NSX Cloud Known Issues
  • Issue 2275232 - DHCP would not work for VMs on cloud if DFWs Connectivity_strategy is changed from BLACKLIST to WHITELIST.

    All the VMs requesting for new DHCP leases would lose IPs. Need to explicitly allow DHCP for cloud VMs in DFW.

    Workaround: Explicitly allow DHCP for cloud VMs in DFW.

  • Issue 2277814 - VM gets moved to vm-overlay-sg on invalid value for nsx.network tag.

    VM tagged with invalid nsx.network tag will get moved to vm-overlay-sg.

    Workaround: Remove invalid Tag.

  • Issue 2355113 - Unable to install NSX Tools on RedHat and CentOS Workload VMs with accelerated networking enabled in Microsoft Azure.

    In Microsoft Azure when accelerated networking is enabled on RedHat (7.4 or later) or CentOS (7.4 or later) based OS and with NSX Agent installed, the ethernet interface does not obtain an IP address.

    Workaround: After booting up RedHat or CentOS based VM in Microsoft Azure, install the latest Linux Integration Services driver available at https://www.microsoft.com/en-us/download/details.aspx?id=55106 before installing NSX tools.

  • Issue 2391231 - Detection of changes to Azure VMs might be delayed.

    Intermittently, changes to Azure VMs on the cloud are detected with a slight delay. As a result, a corresponding delay might affect onboarding the VMs and creating logical entities for the VMs in NSX-T. The maximum delay observed was approximately eight minutes.

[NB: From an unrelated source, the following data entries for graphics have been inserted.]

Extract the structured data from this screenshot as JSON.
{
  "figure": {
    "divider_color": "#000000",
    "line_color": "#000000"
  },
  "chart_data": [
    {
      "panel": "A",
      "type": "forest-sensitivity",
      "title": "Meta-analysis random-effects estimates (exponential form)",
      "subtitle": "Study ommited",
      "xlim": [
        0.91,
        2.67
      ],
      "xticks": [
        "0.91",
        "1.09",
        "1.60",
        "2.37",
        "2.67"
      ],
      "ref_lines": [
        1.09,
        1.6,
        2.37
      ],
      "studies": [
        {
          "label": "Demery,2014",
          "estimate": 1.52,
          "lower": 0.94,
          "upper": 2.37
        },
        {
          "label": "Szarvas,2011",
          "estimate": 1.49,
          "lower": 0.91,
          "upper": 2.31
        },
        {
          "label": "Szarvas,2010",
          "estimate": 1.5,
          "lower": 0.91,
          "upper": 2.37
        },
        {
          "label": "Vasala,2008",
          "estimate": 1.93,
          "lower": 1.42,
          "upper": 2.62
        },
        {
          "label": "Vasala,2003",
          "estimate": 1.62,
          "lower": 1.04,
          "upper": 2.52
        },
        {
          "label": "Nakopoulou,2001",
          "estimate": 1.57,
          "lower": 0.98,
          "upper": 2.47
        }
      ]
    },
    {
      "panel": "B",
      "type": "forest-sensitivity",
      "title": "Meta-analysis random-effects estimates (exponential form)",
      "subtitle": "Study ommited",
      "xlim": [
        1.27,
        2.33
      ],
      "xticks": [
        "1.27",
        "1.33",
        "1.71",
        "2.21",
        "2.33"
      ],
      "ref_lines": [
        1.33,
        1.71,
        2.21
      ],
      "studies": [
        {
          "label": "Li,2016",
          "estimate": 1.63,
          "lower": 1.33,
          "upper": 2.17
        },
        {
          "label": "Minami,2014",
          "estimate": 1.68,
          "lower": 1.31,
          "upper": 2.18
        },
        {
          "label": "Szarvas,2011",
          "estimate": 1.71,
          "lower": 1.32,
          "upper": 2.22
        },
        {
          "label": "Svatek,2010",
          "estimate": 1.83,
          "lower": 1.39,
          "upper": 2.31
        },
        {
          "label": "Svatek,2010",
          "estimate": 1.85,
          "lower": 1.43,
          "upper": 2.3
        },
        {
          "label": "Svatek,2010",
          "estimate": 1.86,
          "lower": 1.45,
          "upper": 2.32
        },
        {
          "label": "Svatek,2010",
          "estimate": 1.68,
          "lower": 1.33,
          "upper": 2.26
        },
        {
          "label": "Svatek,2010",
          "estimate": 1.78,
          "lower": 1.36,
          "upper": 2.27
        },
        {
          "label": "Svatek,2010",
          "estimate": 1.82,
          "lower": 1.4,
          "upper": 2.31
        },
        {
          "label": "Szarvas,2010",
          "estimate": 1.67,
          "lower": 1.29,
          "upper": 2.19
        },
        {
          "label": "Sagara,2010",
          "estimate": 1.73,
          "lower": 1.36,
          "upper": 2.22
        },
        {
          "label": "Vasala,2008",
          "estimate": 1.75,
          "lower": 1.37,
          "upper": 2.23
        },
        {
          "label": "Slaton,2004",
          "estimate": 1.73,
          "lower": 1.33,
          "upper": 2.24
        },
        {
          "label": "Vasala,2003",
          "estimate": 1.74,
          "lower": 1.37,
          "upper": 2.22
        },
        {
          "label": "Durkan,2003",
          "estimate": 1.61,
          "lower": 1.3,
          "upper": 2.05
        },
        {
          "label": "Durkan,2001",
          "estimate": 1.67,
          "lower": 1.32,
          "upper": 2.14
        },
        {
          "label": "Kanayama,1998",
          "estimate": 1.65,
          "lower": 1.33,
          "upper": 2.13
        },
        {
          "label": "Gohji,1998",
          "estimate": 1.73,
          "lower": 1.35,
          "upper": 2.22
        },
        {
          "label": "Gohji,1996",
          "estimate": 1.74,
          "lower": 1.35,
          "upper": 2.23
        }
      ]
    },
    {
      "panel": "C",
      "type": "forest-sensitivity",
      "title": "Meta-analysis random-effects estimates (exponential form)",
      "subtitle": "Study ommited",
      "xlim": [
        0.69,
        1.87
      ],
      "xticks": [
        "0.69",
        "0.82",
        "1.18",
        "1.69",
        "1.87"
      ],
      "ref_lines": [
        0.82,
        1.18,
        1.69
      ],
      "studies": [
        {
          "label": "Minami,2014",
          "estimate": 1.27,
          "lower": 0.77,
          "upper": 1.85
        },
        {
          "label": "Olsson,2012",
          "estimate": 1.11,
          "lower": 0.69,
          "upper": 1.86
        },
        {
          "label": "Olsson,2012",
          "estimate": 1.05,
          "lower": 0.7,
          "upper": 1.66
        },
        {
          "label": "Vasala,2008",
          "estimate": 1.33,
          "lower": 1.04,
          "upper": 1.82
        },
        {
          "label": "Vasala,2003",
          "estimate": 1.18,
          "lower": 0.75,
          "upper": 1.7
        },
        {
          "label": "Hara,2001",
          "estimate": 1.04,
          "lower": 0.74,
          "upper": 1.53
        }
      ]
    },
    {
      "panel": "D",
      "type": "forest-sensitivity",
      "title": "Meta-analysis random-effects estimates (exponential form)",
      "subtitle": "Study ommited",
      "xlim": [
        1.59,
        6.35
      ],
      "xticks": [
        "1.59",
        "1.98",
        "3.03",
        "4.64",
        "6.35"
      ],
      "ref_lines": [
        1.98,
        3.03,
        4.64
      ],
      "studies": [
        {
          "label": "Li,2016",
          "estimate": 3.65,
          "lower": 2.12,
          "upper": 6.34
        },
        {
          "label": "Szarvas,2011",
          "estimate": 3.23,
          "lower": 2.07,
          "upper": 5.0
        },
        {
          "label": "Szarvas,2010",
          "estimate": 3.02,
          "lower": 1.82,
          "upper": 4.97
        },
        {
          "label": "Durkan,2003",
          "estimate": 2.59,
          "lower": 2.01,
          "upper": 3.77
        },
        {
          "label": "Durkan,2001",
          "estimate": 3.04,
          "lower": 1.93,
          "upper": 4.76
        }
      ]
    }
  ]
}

    Workaround: None. After the delay period passes, the issue self-corrects.

  • Issue 2424818 - L2 and DFW stats are not updated on NSX Manager UI.

    All stats produced by logical exporter on workload VMs are not forwarded to MP. This causes a failure in displaying stats on the NSX Manager UI. There is no visibility of DFW statistics from the NSX Manager UI. Logical switch ports operational status will show up as DOWN and their corresponding stats will not work. This is only applicable for Cloud VMs.

    Workaround: None. The stats can be seen via the CLI on the corresponding VMs.